By this time, we had begun RVing during breaks from work, and we thought it would be a good idea to sell this latest monster house and build the perfect smaller retirement home, complete with an RV port. At this point, we knew an RV would always be in our lives, but I figured Sandy would never agree to go fulltime, something I had daydreamed about for years. Frankly, I found no fulfillment in maintaining a house and yard, and I wasn't a tinkerer; I didn't need a man-workshop or a TV man-cave, either, for that matter. 

The new house was indeed perfect, built completely to our liking and small enough to maintain with minimal effort, including a xeriscaped yard. The story of selling the big house and building the new one begins here. We spent eight happy years there until both of us retired. 

Finally free from our worklife, we left in Phannie on a two-month RV tour of the Pacific Northwest, including a stop in Seattle to take an Alaskan cruise. We loved the freedom to wander as we pleased, untethered to work and household chores. With the ending of the cruise, we came to the conclusion that we really didn't want to go back to our house in Fort Worth. Mindy was married by this time, and she and her family were living near Houston. Naturally, we wanted to spend most of our downtime closer to them and the grandkids. In addition, we were dreading the long-neglected household chores that were inevitable after our time away. Even with xeriscaping, there were always weeds and overgrown bushes to tend, not to mention the mess made by trees, spiderwebs, etc. There was also the matter of the break-in that we suffered before I retired, wherein a burglar took almost all of Sandy's jewelry--some pieces of which were valuable and irreplaceable keepsakes. The house was never the same to us after that; we never got over how violated we felt. On top of that, the possibility of another burglary was always on our minds when we were away. We found ourselves frequently checking our cell phones for the feeds from the video cameras we installed inside and outside the house after the burglary. I'm not sure why we did this, as we could have done nothing about it from thousands of miles away. But it was evidence that our spirit of enjoyment of our travels was always dampened by a 'thing' we owned, and we resented it.

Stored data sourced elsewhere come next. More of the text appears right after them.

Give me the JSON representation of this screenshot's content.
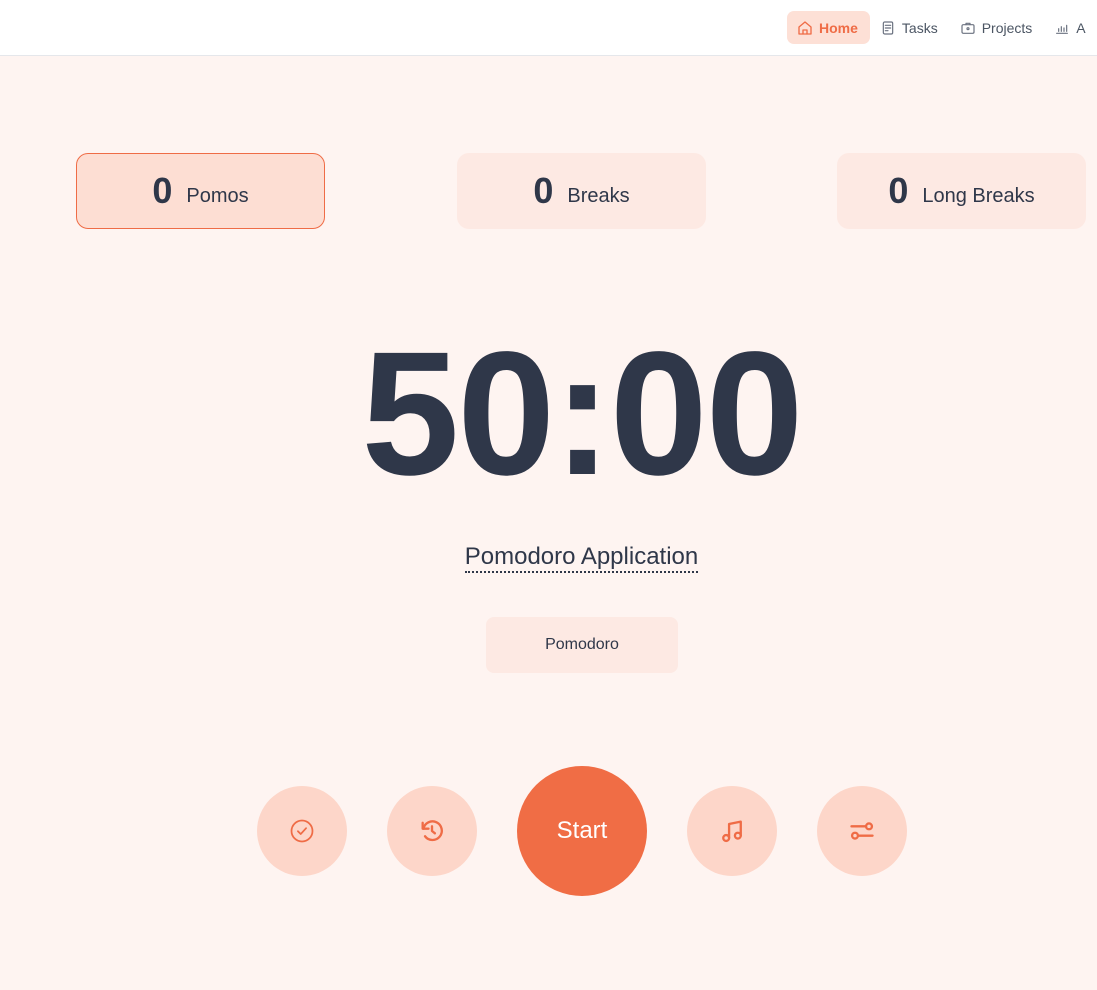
{
  "nav": {
    "items": [
      {
        "label": "Home",
        "icon": "home-icon",
        "active": true
      },
      {
        "label": "Tasks",
        "icon": "tasks-icon",
        "active": false
      },
      {
        "label": "Projects",
        "icon": "briefcase-icon",
        "active": false
      },
      {
        "label": "A",
        "icon": "analytics-icon",
        "active": false
      }
    ]
  },
  "stats": [
    {
      "count": "0",
      "label": "Pomos"
    },
    {
      "count": "0",
      "label": "Breaks"
    },
    {
      "count": "0",
      "label": "Long Breaks"
    }
  ],
  "timer": {
    "display": "50:00"
  },
  "project": {
    "name": "Pomodoro Application"
  },
  "mode": {
    "label": "Pomodoro"
  },
  "controls": {
    "start_label": "Start",
    "icons": [
      "check-circle-icon",
      "reset-icon",
      "music-icon",
      "settings-sliders-icon"
    ]
  },
  "colors": {
    "accent": "#f06d45",
    "accent_soft": "#fdd6c9",
    "text": "#2f3749",
    "background": "#fef4f1"
  }
}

The decision to sell and go fulltime was surprisingly quick after that trip and, astonishingly, it was Sandy who first proposed it! The whole experience is fully documented here in the blog, so I won't go into it now. 

That brings us to today--three years into fulltiming and still pinching ourselves that we can actually live like this--having the freedom to do whatever we like and go wherever we wish, free of the obligations, expenses and confinement of a stick-and-brick house. I often say that we feel as though we have stumbled upon a way to beat the system and are having a blast doing it. I sometimes get the urge to look over my shoulder, thinking we're getting away with something we shouldn't and that one day, we'll get caught. I hope not.

In the meantime, here we are in this tropical location, wearing shorts and sun hats, feeling almost guilty that much of the rest of the country is in a deep freeze, as is evident in this photo of the TV news today:

For those affected, we hope you will be safe. But we're very grateful that we are here where we are--which, of course, is a choice we have that's easy to make as fulltimers. Life is, indeed, good.

Thank you, Lord, for this wonderful life; 
please forgive me if I don't appreciate it as I should each day.

You don't stop playing because you get old; you get old because you stop playing.